Post Angels and Demons, Dan Brown churning out similar thrillers, not only for the sake of bestselling but also, most importantly the multi-million dollar film translation, comes as no surprise with Inferno.

The Three Investigators, Nancy Drew and Hardy Boys hooked teenagers and Robert Langdon (Tom Hanks) seems to be hoping for that same kind of effect. Mr. Brown Sir, teens today find much more delight in supernatural (read vampire) carnal love stories/ plots than ‘find-clue-solve-mystery’ stories.

Langdon, wakes up in an Italian hospital with an ‘induced bump’ on his head and finds an attractive doctor Sienna Brooks (Felicity Jones) attending to him, when they have to make a hurried exit as the raging female cop baying for blood ‘pushes them to the action of things’.

But wait it’s not only her that’s wanting Langdon, there are a couple of others too for apparently it seems he has one of those modern devices, that contains the clues to a ‘disaster-in-waiting’ which has been created by the multi-billionaire Bertrand Zobrist (Ben Foster) to cause one helluva plague that is to wipe out millions off the planet!

Why? As simple as this: the planet is too overpopulated and our resources are running out, hence someone has to play God and get things right. So why not a self-possessed scientist Zobrist, who has quite a fan fare but unfortunately appears for most of the times in camera. We would have loved to see ‘more of him’, especially when he looks that delicious, bearded and all.

So what better way to layer the clues to the whereabouts of the deadly virus than through symbols and lo and behold we have our Professor Langdon hero through the maze, running once again from city-to-city, deciphering the great Dante’s Inferno.

Ranging from escaping from the museum with Dante’s Death Mask to actually being let down by a beautiful woman, so fanatical in her mission, left unto her by her lover whom she actually hero-worships; Inferno does not fall short of the thrills, like its previous predecessors.

There is no new plot here, if you’re looking for one; hence Academy Award winner Ron Horward took seven years to return to the ‘Langdon series’, hoping that some of the viewer’s previous memories may have faded off like Langdon’s amnesia that comes and goes, where at one point of time he says, “Now I see.”

Apart from the WHO representatives, led by Elizabeth Sinskey (Sidse Babett Knudsen) who have caught wind of the virus and so badly want it contained, the other parties are keenly interested too in Zobrist’s master piece- Christoph Bouchard (Omar Sy) for the obvious financial black marketing reasons and our very own Harry Sims (Irrfan Khan), who has had a change of vision-mission and now also sees the light at the end of the tunnel!
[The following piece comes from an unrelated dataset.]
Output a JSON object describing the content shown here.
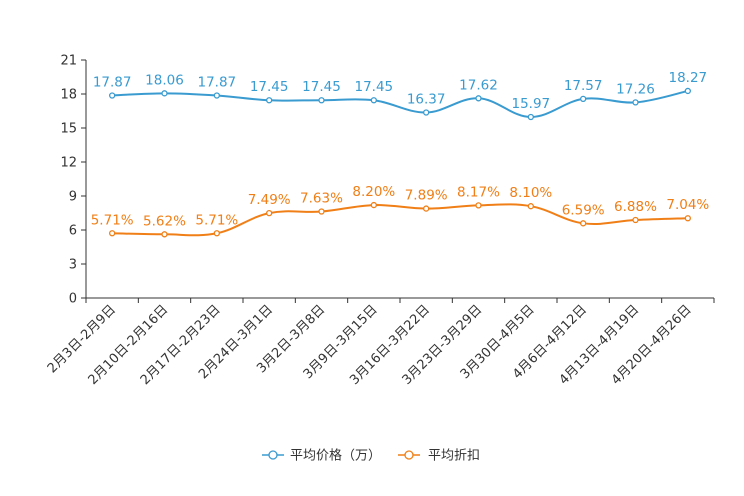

What better place than Istanbul, Turkey, for the virus to be slyly but most obviously placed in- for time immemorial the city has been the gateway of the ‘two worlds’, the West and the East; remember the crusades?

Hanks throws in some kind of thrown in performance, I always thought him to be the Amitabh of Hollywood especially when one looks back at his acting career, so it makes one wonder why the hell had he to take up a Jason Bourne wild goose chase series? Come on man, you can do better- remember Forrest Gump, Philadelphia?

Irrfan is wasted. Two bombs- Jurassic World and now Inferno- advice: stay off Hollywood until you get actual meaningful roles!

In sum, Inferno has neither the fires of hell, nor the grip to keep you tempted on; its mere circles and circles, typically Dante style!